Hong Kong audiences this weekend are being introduced to the grim realities of the sex-slave trade in which their city has been accused of playing a part.
It comes in an unnerving documentary - Nefarious: Merchant of Souls - that offers a glimpse into how organised crime, abuse, greed, lust and humiliation intertwine to make human trafficking possible.
At the same time, a director of the US-based anti-trafficking organisation Exodus Cry - which produced the documentary - is visiting the city to drive home the message by speaking to schools and business people.
'Human trafficking almost sounds like it is just moving people across borders, but it's really modern-day slavery,' the group's director of awareness and prevention, Laila Mickelwait, told a businesswomen's luncheon yesterday. 'It is the exploitation of a person's vulnerabilities.'
The United Nations said this month that 2.4 million people are victims of human trafficking at any one time, and 80 per cent are exploited as sex slaves.

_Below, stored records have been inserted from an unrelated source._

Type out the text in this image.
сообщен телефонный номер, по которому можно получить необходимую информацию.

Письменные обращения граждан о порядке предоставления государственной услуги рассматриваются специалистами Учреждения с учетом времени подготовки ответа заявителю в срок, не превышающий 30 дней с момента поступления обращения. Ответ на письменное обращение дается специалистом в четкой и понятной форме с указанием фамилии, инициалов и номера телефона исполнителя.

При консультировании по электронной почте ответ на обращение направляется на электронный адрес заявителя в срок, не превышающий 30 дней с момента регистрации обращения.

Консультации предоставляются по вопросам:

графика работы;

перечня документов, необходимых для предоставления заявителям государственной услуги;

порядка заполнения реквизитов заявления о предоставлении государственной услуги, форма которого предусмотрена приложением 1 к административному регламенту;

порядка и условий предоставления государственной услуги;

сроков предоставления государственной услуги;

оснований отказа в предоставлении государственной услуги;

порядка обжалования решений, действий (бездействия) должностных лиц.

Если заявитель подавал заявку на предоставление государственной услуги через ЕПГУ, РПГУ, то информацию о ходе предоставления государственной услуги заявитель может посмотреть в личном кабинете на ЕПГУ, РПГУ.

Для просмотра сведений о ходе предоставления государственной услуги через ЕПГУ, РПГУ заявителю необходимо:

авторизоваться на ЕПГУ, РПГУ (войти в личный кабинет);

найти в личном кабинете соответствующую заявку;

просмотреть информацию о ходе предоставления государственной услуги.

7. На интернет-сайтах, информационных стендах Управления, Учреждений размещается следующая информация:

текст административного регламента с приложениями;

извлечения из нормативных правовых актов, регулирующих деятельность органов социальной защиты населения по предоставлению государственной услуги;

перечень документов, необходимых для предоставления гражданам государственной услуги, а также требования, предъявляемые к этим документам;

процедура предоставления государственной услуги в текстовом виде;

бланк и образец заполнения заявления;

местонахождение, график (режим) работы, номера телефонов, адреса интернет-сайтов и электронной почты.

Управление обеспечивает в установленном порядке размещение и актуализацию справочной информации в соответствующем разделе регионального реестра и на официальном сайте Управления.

And in 2007, the US State Department marked Hong Kong as a transit point and destination for people trafficked for sexual exploitation and forced labour, although the government received a top rating for enforcement of anti-trafficking laws.
Mickelwait is seeking to persuade legislators all over the world to criminalise the purchase of sex - a measure first implemented in Sweden 10 years ago - instead of prosecuting prostitutes, which she says would stamp out the demand for sex and drive out organised crime.